András Sebő (born 24 April 1954) is a Hungarian-French mathematician working in the areas of combinatorial optimization and discrete mathematics. Sebő is a French National Centre for Scientific Research (CNRS) Director of Research and the former head of the Combinatorial Optimization. group in Laboratory G-SCOP, affiliated with the University of Grenoble and the CNRS.

==Biography==
Sebő received his Ph.D. in 1984 from Faculty of Sciences of the Eötvös Loránd University and he obtained the Candidate's Degree from the Hungarian Academy of Sciences in 1989, advised by András Frank.
From 1979 through 1988, Sebő was a Research Assistant and Research Fellow at The Computer and Automation Research Institute, Hungarian Academy of Sciences in Budapest.
He moved to the University of Grenoble in 1988, where he advanced to his current position of CNRS Director of Research.
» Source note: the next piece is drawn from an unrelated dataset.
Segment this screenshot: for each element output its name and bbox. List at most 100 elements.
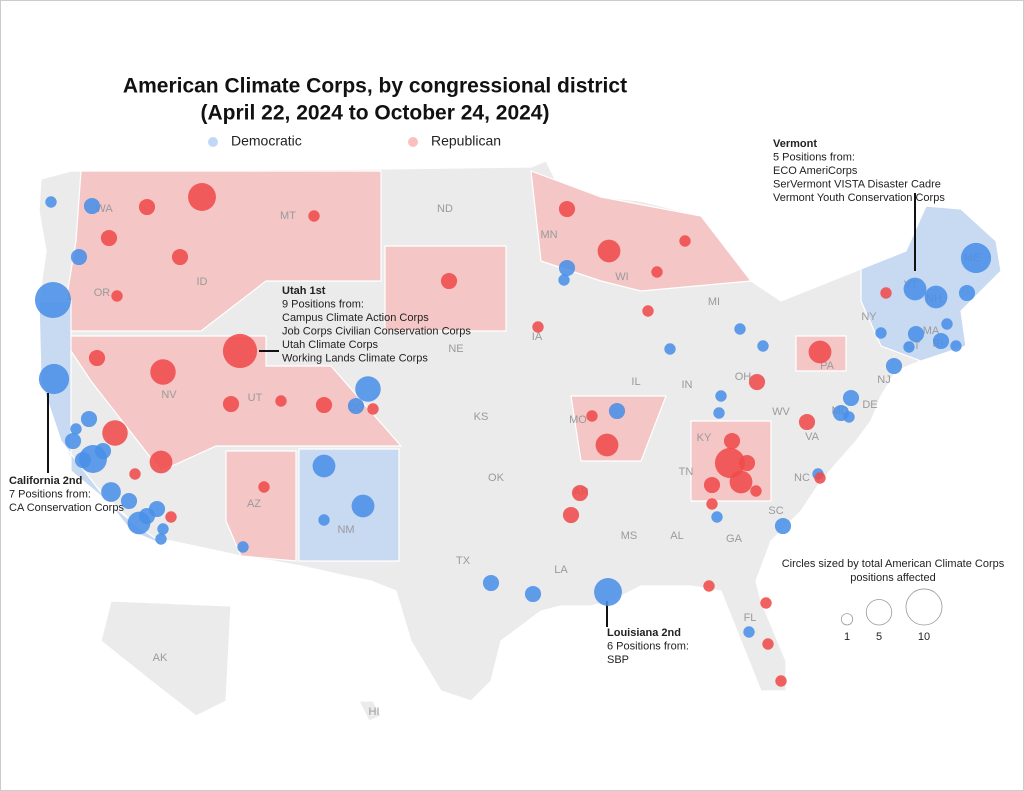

He has held visiting positions at leading mathematical centers, including the Research Institute for Discrete Mathematics in Bonn, Germany (1988-89 as an Alexander von Humboldt Foundation Fellow and 1992-93 as the John von Neumann Professor), DIMACS (1989), University of Waterloo Faculty of Mathematics (multiple years), and the Hausdorff Center for Mathematics (2015). He is also one of seven honorary members of the Egerváry Research Group on Combinatorial Optimization.

==Research work==
In 2012, Sebő and Jens Vygen developed a 7/5-approximation algorithm for the graph version of the traveling salesman problem; currently the best-known approximation, improving on the widely cited 1.5-epsilon result of Gharan, Saberi, and Singh. In 2013, Sebő found also an 8/5-approximation algorithm for the path version of the TSP. A scientific conference in honor of Sebő was held April 24–25, 2014 in Grenoble, France.